A CRITICAL LOOK AT 4GW
Matt at Mountainrunner has dug deeply into 4GW theory and found it to be wanting:
“Fourth Generation War theory relies on the readers to assume the state is the political actor. This stems from Martin van Creveld and Lind’s erroneous assumption of Clausewitz.
Let’s look for a moment at the “not merely how war is fought, but who fights and what they fight for” statement. Consider Martin van Creveld’s “Through a Glass Darkly”:
To sum up, the roughly three-hundred-year period in which war was associated primarily with the type of political organization known as the state — first in Europe, and then, with its expansion, in other parts of the globe as well — seems to be coming to an end. If the last fifty years or so provide any guide, future wars will be overwhelmingly of the type known, however inaccurately, as “low intensity”. Both organizationally and in terms of the equipment at their disposal, the armed forces of the world will have to adjust themselves to this situation by changing their doctrine, doing away with much of their heavy equipment and becoming more like the police. In many places that process is already well under way.
That, as Hammes wrote and Lind reinforces, the “last fifty years have led to a fundamental erosion of the state’s monopoly on the use of force” relies on the state actually possessing a monopoly on the use of force. First, it wasn’t a three hundred period, but more like one hundred and fifty odd years that the present state has existed. The notion of a monopoly of force entered the vernacular of international relations only in the late 19th early 20th Centuries when Max Weber wrote it. In the 19th Century, states did act to “de-legitimized, de-democratized, and territorialized” non-state forces as Janice Thomson wrote in 1994, but this did not limit the use of force as an exclusive right of to the state. Politics “owned” the use of force and the state was just one incarnation of the political actor with license to use force. 4GW’ers fail to contextualize history in the appropriate moment, instead imposing modernity on all instances of the “State”.

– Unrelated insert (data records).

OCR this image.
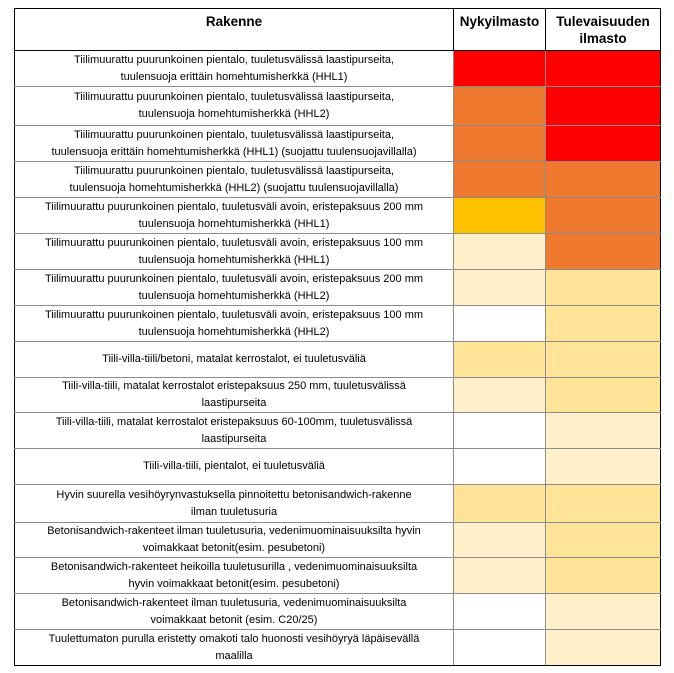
Rakenne	Nykyilmasto	Tulevaisuuden
ilmasto

Tiilimuurattu puurunkoinen pientalo, tuuletusvälissä laastipurseita,
tuulensuoja erittäin homehtumisherkkä (HHL1)		

Tiilimuurattu puurunkoinen pientalo, tuuletusvälissä laastipurseita,
tuulensuoja homehtumisherkkä (HHL2)		

Tiilimuurattu puurunkoinen pientalo, tuuletusvälissä laastipurseita,
tuulensuoja erittäin homehtumisherkkä (HHL1) (suojattu tuulensuojavillalla)		

Tiilimuurattu puurunkoinen pientalo, tuuletusvälissä laastipurseita,
tuulensuoja homehtumisherkkä (HHL2) (suojattu tuulensuojavillalla)		

Tiilimuurattu puurunkoinen pientalo, tuuletusväli avoin, eristepaksuus 200 mm
tuulensuoja homehtumisherkkä (HHL1)		

Tiilimuurattu puurunkoinen pientalo, tuuletusväli avoin, eristepaksuus 100 mm
tuulensuoja homehtumisherkkä (HHL1)		

Tiilimuurattu puurunkoinen pientalo, tuuletusväli avoin, eristepaksuus 200 mm
tuulensuoja homehtumisherkkä (HHL2)		

Tiilimuurattu puurunkoinen pientalo, tuuletusväli avoin, eristepaksuus 100 mm
tuulensuoja homehtumisherkkä (HHL2)		

Tiili-villa-tiili/betoni, matalat kerrostalot, ei tuuletusväliä		

Tiili-villa-tiili, matalat kerrostalot eristepaksuus 250 mm, tuuletusvälissä
laastipurseita		

Tiili-villa-tiili, matalat kerrostalot eristepaksuus 60-100mm, tuuletusvälissä
laastipurseita		

Tiili-villa-tiili, pientalot, ei tuuletusväliä		

Hyvin suurella vesihöyrynvastuksella pinnoitettu betonisandwich-rakenne
ilman tuuletusuria		

Betonisandwich-rakenteet ilman tuuletusuria, vedenimuominaisuuksilta hyvin
voimakkaat betonit(esim. pesubetoni)		

Betonisandwich-rakenteet heikoilla tuuletusurilla , vedenimuominaisuuksilta
hyvin voimakkaat betonit(esim. pesubetoni)		

Betonisandwich-rakenteet ilman tuuletusuria, vedenimuominaisuuksilta
voimakkaat betonit (esim. C20/25)		

Tuulettumaton purulla eristetty omakoti talo huonosti vesihöyryä läpäisevällä
maalilla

Matt has taken Martin van Creveld’s and William Lind’s theoretical assumption’s about the universality of the decline of the state head-on. The evidence that the state is failing and in varying degrees of dysfunction in some regions is fairly obvious. That the decline follows from the reasons cited by the 4GW school is not.
As my own writing of a review of 4GW has stalled temporarily, I appreciate reading Matt’s tightly-argued piece. A great contribution to the debate !
February 25th, 2006 at 1:57 pm
Interesting discussiong. Thank you for the link.